Do we still hyperventilate and wring our hands about Obama's prospects when we know that Dr. Martin Luther King Jr. said:
"Don't let anybody make you think that God chose America as His divine messianic force to be -- a sort of policeman of the whole world. God has a way of standing before the nations with judgment, and it seems that I can hear God saying to America: 'You are too arrogant! If you don't change your ways, I will rise up and break the backbone of your power"" [Martin Luther King Jr.: "Why I Am Opposed to the War in Vietnam," Sermon at the Ebenezer Baptist Church on April 30, 1967]
or
"I knew that I could never again raise my voice against the violence of the oppressed in the ghettos without having first spoken clearly to the greatest purveyor of violence in the world today -- my own government.... There is something strangely inconsistent about a nation and a press that would praise you when you say, "Be nonviolent toward Jim Clark," but will curse and damn you when you say, "Be nonviolent toward little brown Vietnamese children!" There is something wrong with that press...." [Martin Luther King Jr.: "Why I Am Opposed to the War in Vietnam," Sermon at the Ebenezer Baptist Church on April 30, 1967]
or
"I'm convinced that if we are to get on the right side of the world revolution, we as a nation must undergo a radical revolution of values....When machines and computers, profit motives and property rights are considered more important than people, the giant triplets of racism, militarism and economic exploitation are incapable of being conquered...." [Martin Luther King Jr.: "Why I Am Opposed to the War in Vietnam," Sermon at the Ebenezer Baptist Church on April 30, 1967]

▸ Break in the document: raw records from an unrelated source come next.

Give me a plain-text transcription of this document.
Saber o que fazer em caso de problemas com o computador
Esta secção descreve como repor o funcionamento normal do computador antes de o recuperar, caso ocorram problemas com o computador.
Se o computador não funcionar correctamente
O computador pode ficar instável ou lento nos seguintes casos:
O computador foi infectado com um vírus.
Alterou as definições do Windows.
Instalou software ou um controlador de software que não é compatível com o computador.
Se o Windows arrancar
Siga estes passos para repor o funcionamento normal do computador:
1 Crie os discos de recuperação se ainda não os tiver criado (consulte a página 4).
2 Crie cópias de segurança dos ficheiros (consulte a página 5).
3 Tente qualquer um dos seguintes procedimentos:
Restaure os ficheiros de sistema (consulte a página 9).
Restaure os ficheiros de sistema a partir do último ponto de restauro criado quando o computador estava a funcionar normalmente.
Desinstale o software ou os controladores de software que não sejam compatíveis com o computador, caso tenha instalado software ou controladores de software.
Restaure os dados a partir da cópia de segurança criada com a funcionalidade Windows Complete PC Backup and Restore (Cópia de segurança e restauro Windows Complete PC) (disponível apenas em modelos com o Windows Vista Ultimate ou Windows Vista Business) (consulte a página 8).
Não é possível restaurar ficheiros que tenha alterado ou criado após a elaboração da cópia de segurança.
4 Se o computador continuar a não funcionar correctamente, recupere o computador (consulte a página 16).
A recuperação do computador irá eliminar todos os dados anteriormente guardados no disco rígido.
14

These three quotations are buzzing about the internet today and they are a salutary reminder that truth can be difficult to ingest sometimes--and that it can come at different times from sometimes unlikely places.
This idea for a video of some of the worst hate speech in America might, when compared with some of the most impassioned and strongly worded calls for social justice, wake up some in the liberal blogosphere to the painful reality that the real enemy of reason and justice and freedom itself lurks not in Rev. Wright's church in Chicago but in plain sight--all around us--in the right wing hate speech that has become the de facto norm in many sectors of our society.